The firm, established in 1987, is looking to file the papers with market regulator Securities and Exchange Board of India (Sebi) as early as the first half of next month, said the first person cited above, requesting anonymity as he is not authorized to speak to the media.
“They have hired two domestic investment banks to manage the process and the work of preparing the draft papers is in the final stages," he said, adding that the firm is looking to raise between ₹ 600 crore and ₹ 650 crore through the IPO.
At a stake dilution of around 15%, the firm is looking to raise the money at a valuation of little a under ₹ 4,000 crore, he added.
The IPO will be an entirely fresh sale of shares and the firm intends to utilize the funds to invest in its upcoming projects and for debt repayment, said the second person cited above, also requesting anonymity.
According to Registrar of Companies (RoC) data, as on 31 March 2014, Paranjape Schemes had long-term borrowings of ₹ 178.2 crore, down from ₹ 214.5 crore at the end of the previous financial year.
On a standalone basis, the firm reported revenues of ₹ 313.5 crore in the financial year 2014, as compared to ₹ 116.6 crore a year ago. The company reported a profit of ₹ 25 crore in financial year 2014, compared to a loss of ₹ 10.3 crore in the previous year.
“Although real estate might not be the most attractive investment theme right now from an equity capital markets perspective, Paranjape is into niche segments of the industry such as senior living housing and that will be an attractive argument for investors," said the second person mentioned above.
The firm said none of its spokespersons was available to comment on the questionnaire sent by Mint.
The last time a private real estate company came to the primary market was in 2010, when several firms such as DB Realty Ltd, Prestige Estates Projects Ltd, Oberoi Realty Ltd, Nitesh Estates Ltd and Man Infraconstruction Ltd collectively raised around ₹ 4,275 crore.
Apart from Paranjape, affordable housing developer Value Budget Housing Corp. Pvt. Ltd (VBHC) is also looking at tapping the primary market. On 9 February, Mint reported that VBHC is in talks with investment banks to raise ₹ 500 crore through an IPO.
Starting with residential projects in the city of Pune in the late 1980s, Paranjape Schemes has over the years expanded into various other segments such as commercial real estate and hospitality. The company has built over 9,000 houses across western Maharashtra, in over 150 projects.
Paranjape developed its first senior living project, Athashri, in Pune and is currently developing one at Vadodara in Gujarat. According to the firm’s RoC filings it plans to raise approximately ₹ 250 crore for its projects for senior citizens and ₹ 200 crore for affordable housing around Pune and Mumbai. The senior living segment represents a key opportunity as such homes are in short supply in the country.

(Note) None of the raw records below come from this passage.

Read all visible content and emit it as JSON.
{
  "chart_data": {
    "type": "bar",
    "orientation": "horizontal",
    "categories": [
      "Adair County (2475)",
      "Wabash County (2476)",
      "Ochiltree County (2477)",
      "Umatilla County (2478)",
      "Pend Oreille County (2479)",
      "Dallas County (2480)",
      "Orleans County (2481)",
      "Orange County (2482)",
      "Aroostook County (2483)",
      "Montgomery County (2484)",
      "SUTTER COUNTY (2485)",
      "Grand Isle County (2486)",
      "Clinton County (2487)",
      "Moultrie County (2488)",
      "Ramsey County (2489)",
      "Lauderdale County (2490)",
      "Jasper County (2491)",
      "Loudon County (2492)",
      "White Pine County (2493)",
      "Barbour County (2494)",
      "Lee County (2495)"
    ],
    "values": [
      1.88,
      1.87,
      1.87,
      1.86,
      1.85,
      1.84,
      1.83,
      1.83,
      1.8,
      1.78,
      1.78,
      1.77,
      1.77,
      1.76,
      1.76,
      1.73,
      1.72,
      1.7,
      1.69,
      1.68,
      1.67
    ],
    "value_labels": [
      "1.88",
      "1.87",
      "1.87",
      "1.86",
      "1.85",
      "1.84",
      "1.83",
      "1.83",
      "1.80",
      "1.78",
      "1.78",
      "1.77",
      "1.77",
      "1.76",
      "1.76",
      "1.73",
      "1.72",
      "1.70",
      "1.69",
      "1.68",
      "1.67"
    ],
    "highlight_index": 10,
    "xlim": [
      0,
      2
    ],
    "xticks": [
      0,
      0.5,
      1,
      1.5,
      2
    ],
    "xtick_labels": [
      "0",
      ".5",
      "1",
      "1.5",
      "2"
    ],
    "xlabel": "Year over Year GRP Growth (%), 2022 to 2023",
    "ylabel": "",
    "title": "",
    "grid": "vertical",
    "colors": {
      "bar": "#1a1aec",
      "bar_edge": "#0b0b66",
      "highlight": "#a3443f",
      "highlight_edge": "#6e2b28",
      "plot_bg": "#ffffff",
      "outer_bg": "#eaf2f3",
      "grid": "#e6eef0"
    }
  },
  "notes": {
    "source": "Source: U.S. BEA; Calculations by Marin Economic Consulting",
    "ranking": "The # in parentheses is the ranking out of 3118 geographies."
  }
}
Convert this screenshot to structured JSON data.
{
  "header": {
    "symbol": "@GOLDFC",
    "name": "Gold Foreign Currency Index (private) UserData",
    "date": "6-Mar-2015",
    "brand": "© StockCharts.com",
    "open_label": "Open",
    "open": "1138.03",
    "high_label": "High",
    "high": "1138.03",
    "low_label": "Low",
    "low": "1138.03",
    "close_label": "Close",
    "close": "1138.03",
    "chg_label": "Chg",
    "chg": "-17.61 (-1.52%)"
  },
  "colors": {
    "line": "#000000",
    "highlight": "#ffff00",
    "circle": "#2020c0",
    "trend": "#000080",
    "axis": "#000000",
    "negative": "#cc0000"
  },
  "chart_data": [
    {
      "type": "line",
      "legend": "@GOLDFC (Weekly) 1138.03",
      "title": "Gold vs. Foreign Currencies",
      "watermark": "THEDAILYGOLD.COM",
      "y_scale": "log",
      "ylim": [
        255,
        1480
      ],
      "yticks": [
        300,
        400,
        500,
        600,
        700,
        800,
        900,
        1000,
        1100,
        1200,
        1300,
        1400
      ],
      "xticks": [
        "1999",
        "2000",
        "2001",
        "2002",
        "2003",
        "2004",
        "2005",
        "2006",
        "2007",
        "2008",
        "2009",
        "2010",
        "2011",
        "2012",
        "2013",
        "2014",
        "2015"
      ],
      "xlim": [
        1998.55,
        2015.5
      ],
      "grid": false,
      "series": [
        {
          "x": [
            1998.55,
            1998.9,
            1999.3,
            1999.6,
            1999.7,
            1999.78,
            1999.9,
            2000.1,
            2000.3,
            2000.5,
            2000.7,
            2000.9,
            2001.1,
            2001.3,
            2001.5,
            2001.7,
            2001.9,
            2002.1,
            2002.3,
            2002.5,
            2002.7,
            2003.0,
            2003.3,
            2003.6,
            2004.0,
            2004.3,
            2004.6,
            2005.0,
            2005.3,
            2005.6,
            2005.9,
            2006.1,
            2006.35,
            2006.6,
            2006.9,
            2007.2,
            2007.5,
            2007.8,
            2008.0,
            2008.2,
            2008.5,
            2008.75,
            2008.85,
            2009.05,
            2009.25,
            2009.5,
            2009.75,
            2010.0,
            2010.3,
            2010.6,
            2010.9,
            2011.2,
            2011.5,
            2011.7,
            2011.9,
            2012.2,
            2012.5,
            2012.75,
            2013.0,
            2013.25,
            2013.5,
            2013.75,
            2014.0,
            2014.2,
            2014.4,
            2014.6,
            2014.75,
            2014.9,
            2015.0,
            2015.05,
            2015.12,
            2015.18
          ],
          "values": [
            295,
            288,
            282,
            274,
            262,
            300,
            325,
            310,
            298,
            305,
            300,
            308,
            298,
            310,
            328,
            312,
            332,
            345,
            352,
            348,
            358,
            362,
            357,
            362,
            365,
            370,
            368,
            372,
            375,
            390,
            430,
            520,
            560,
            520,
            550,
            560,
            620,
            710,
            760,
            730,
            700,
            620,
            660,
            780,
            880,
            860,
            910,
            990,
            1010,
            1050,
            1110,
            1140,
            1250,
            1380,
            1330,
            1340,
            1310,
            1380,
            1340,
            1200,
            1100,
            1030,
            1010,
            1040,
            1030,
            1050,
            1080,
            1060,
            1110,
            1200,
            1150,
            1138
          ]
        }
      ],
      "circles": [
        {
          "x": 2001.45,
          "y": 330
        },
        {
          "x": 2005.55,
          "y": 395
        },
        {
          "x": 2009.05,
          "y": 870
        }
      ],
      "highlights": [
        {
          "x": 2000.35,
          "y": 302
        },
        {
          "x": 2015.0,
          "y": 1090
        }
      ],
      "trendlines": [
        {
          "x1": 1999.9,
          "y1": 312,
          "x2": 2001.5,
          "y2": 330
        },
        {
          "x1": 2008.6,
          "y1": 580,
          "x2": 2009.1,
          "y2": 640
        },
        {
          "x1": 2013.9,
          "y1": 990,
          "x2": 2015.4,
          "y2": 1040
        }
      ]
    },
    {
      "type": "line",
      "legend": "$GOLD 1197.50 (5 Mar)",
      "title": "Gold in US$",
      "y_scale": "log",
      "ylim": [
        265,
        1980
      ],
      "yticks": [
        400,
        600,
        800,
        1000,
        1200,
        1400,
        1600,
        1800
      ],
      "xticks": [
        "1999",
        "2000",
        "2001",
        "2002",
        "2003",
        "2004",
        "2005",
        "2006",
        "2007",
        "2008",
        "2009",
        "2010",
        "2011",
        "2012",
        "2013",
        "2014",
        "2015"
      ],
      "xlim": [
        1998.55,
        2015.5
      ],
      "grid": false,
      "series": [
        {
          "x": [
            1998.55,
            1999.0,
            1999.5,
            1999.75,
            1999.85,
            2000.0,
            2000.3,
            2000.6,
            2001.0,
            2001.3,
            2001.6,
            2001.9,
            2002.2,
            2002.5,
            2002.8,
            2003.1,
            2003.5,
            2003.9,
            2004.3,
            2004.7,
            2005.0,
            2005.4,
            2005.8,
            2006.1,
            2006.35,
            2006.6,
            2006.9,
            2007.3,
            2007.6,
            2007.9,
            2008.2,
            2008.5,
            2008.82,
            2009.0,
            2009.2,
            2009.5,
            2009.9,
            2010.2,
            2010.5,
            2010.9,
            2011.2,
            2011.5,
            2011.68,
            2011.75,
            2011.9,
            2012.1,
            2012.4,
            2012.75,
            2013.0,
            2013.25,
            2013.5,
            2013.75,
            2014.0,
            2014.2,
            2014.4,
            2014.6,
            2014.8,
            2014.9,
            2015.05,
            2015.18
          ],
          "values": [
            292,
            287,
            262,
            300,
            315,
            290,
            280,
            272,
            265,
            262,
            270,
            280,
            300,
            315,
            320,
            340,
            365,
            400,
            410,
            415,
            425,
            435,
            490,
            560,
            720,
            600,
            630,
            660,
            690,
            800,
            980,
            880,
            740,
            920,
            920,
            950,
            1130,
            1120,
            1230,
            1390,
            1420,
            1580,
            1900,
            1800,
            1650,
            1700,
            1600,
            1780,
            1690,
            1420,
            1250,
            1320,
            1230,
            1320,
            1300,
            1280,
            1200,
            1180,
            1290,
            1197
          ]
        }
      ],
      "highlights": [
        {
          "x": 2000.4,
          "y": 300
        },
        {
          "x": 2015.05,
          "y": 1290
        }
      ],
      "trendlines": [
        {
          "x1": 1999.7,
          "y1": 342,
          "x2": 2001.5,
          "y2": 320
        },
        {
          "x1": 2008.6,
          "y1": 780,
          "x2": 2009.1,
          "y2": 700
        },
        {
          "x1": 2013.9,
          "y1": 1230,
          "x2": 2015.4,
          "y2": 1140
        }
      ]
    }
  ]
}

According to a 11 June note by real estate consulting firm Jones Lang LaSalle India, there are approximately 30-35 senior living projects in the country. “Unfortunately, this represents a major shortfall—they accommodate only 0.0001% of the target segment (India’s senior citizens) as compared to 10% in the US and approximately 4% in Australia. India currently contributes less than 1% to the global senior living industry, highlighting the huge demand and supply gap of the sector—and its implied growth potential," the note said.
“Over the last couple of years, IPOs generally, and not just those of real estate companies, have dried out. Also the real estate market slowed down in the last few years. However, IPOs will come back when the real estate sentiment improves," said Anshuman Magazine, chairman and managing director of CBRE South Asia, a global real estate services firm, adding that for sentiment to improve the economy needs to pick up and more liquidity has to be made available.